Дело № 34840 | страница 41
Объясню читателю этих строк, что, будь мое предложение обсуждено всерьез, я на подробностях настаивать бы не стал. Напечатают сборник или не напечатают, мне было в общем-то почти все равно. Главное было, чтобы оставили в покое.
– Хорошо, – согласился Петров. – А где издать вашу книгу? В каком издательстве?
– В любом, – сказал я.
– Что значит – в любом? Давайте подумаем, где у вас лучше связи.
– Связи есть у вас.
Он не согласился и продолжал настаивать на том, чтобы я назвал свои связи, что меня несколько насторожило. Потом спросил, а как быть с Союзом писателей? Я сказал: «А что Союз писателей? Он меня меньше всего интересует», Петров возразил, что без возвращения в Союз ничего нельзя сделать, и предложил, чтобы я позвонил С.С. Смирнову (в то время первому секретарю Московской писательской организации). Я сказал, что никому звонить не буду и к восстановлению в союзе не стремлюсь. Тем не менее Петров стал допытываться о моих связях среди руководителей союза. Я от прямого ответа уклонился, хотя, правду сказать, никаких связей у меня там не было. Он опять спросил, кого я знаю из талантливых молодых писателей – он хочет им помочь. Я повторил, что никого не знаю.
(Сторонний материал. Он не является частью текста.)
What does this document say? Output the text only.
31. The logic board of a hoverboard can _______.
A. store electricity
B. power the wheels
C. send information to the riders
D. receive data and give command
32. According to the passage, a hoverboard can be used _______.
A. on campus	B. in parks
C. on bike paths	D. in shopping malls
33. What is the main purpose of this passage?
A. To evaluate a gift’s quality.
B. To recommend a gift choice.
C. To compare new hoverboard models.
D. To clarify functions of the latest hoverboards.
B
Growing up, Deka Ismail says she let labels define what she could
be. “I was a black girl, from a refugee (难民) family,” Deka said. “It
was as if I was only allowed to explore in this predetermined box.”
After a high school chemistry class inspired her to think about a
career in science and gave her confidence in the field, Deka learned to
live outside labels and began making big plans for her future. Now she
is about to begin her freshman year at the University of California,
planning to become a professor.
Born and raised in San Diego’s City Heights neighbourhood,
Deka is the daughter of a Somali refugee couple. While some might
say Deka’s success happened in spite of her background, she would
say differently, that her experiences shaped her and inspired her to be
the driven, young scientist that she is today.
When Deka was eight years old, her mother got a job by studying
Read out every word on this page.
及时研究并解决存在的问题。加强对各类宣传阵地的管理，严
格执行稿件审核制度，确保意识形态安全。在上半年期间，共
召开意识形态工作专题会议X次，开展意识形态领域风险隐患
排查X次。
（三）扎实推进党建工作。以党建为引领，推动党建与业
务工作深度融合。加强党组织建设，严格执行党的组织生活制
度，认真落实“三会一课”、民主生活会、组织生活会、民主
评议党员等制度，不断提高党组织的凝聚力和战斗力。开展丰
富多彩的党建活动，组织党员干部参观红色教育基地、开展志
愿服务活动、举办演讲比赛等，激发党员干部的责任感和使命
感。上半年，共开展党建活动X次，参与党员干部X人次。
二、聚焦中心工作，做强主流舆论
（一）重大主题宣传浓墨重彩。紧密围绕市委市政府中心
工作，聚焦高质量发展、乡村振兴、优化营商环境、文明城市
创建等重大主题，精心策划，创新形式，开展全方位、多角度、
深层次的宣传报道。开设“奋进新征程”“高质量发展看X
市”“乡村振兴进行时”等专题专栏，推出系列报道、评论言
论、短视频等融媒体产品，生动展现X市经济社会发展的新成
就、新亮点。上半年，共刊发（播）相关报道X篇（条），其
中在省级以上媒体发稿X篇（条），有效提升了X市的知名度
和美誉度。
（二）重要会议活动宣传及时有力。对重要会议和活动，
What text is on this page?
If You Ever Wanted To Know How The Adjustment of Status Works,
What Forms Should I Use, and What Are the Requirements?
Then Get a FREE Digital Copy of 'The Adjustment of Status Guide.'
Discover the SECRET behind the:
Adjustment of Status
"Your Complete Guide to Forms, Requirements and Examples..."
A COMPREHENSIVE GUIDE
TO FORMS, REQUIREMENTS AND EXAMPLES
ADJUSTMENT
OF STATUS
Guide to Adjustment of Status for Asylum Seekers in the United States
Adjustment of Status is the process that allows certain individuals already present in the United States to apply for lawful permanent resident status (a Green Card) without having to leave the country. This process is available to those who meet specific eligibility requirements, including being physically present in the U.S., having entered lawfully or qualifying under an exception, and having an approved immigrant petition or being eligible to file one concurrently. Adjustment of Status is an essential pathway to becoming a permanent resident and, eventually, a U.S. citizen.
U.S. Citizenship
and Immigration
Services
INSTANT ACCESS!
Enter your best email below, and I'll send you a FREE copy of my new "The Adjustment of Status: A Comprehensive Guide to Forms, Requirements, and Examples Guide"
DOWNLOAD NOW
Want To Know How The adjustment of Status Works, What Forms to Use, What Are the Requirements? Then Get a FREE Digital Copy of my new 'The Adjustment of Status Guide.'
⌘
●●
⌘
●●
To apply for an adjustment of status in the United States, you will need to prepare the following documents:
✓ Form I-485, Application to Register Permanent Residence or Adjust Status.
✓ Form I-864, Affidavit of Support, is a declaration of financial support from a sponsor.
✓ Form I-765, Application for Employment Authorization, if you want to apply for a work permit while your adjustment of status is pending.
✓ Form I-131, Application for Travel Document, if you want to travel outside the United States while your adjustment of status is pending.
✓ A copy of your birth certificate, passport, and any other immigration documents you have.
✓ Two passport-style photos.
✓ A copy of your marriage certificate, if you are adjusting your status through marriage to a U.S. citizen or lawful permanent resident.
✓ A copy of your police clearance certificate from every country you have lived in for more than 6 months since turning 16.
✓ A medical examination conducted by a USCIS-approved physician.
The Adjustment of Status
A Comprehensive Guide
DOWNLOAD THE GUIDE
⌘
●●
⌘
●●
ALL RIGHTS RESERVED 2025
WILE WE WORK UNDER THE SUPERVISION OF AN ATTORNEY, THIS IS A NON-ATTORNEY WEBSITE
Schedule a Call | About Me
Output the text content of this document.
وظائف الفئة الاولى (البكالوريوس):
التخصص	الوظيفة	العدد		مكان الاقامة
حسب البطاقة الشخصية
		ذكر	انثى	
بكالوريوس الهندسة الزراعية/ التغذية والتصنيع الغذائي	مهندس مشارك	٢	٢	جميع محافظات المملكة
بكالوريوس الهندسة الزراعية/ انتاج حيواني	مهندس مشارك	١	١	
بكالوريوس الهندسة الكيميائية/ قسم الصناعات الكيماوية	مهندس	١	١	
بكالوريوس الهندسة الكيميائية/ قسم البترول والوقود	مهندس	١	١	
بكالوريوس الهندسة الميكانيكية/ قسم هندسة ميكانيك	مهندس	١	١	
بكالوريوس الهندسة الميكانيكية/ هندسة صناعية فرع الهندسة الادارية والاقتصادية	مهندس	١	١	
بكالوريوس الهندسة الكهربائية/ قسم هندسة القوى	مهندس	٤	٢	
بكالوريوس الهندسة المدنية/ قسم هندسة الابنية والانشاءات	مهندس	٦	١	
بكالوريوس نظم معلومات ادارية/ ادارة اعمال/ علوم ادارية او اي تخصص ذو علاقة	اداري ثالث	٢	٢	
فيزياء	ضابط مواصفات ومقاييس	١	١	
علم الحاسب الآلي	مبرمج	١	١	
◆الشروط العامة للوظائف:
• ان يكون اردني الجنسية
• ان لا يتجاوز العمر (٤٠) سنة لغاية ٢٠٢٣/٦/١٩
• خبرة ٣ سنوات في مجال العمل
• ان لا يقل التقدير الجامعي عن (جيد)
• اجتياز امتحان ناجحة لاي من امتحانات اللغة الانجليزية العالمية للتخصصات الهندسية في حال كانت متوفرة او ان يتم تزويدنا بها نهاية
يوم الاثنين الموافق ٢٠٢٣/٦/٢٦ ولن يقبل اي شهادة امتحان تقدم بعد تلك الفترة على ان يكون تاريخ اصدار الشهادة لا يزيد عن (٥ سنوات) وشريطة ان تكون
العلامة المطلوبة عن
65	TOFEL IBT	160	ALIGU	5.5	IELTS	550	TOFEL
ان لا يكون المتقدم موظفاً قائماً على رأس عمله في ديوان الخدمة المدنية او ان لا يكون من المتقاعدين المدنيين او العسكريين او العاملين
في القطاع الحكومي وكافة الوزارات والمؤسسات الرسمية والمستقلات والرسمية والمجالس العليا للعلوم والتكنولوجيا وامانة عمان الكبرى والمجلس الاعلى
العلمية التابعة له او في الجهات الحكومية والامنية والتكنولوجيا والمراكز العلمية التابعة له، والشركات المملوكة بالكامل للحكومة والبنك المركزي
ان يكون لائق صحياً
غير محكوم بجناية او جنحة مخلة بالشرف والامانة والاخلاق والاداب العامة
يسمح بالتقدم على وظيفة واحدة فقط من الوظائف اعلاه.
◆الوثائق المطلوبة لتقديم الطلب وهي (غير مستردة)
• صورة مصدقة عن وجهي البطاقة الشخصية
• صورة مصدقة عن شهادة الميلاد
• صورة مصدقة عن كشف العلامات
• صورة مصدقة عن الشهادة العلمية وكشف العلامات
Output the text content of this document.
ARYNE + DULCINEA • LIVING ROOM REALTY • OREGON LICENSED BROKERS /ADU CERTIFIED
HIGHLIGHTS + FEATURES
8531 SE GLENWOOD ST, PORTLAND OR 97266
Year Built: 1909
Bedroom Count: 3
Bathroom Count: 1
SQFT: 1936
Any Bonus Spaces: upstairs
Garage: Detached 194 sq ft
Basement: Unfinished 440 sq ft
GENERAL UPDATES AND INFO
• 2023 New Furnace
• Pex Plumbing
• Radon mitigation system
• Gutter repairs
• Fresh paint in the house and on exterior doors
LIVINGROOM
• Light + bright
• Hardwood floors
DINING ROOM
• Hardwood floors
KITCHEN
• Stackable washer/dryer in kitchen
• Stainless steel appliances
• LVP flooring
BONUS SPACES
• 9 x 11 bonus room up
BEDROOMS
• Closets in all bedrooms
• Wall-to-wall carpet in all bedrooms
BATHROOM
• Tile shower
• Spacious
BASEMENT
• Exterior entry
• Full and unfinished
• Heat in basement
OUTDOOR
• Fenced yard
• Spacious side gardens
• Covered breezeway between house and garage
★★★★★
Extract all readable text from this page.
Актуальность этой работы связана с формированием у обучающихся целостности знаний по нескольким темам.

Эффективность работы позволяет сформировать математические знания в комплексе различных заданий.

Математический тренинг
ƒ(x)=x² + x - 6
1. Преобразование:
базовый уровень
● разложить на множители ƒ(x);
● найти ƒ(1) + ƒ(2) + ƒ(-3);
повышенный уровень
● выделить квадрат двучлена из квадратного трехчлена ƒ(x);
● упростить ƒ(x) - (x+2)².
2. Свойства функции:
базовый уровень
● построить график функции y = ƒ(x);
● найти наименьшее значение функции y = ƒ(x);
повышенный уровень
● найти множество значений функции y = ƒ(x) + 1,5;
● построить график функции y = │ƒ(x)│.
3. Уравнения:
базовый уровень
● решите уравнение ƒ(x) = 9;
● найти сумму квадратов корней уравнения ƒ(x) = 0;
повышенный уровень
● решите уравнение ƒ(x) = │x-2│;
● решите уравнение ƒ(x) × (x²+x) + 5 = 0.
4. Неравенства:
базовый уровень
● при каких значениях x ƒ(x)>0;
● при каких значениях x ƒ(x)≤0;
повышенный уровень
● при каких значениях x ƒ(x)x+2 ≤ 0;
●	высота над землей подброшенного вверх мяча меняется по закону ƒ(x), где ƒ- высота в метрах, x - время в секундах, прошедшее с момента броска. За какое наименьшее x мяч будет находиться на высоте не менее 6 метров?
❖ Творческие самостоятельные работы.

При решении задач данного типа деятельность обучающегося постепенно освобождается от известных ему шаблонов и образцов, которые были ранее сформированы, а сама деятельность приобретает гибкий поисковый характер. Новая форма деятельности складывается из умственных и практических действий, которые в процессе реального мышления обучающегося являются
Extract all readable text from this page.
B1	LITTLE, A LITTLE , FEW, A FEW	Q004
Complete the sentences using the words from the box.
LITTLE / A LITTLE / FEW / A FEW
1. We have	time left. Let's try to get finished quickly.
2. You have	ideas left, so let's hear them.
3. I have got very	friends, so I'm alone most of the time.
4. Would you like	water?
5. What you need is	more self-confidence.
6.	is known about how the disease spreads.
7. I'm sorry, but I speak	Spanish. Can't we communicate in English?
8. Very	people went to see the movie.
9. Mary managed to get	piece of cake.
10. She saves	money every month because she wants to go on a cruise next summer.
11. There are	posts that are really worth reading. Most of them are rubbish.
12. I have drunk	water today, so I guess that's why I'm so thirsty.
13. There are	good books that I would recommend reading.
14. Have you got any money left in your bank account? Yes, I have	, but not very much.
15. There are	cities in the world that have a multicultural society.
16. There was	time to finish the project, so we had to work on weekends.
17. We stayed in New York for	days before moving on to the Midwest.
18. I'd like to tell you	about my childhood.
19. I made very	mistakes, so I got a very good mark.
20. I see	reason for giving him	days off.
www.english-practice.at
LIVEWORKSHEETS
Эти вопросы, думаю, задавались мне не в расчете на то, что я кого-то действительно выдам, а чтобы меня запутать и потом каким-нибудь случайно упомянутым именем шантажировать. А впрочем, не исключаю, что при их специфическом воображении им мерещилась какая-то тянущаяся за мной сеть, которую почему бы не вытянуть попутно основному заданию?
Разговор чем дальше, тем больше принимал зловещий характер. Тем не менее я старался объяснить им реальную ситуацию в литературе и в стране и даже выразил готовность составить объективную записку, но с условием, что она будет передана… «вашему шефу», сказал я, имея в виду Андропова. Стыдно признаться, но я тогда еще верил слухам, что Андропов из всех членов Политбюро наиболее умеренный и трезвый политик. Потом я это мнение резко переменил. Потом я думал (и сейчас думаю), что это был человек примитивного полицейского ума и несложного душевного склада, а может быть, даже и с некоторым психическим сдвигом, о чем говорят его стишки и статуя Дон Кихота в прихожей (к тому интерьеру Гиммлер или Торквемада подошли бы как раз). Никаким государственным мышлением он не обладал и не случайно свои реформы в области управления государством ограничил ловлей в банях намыленных нарушителей трудовой дисциплины.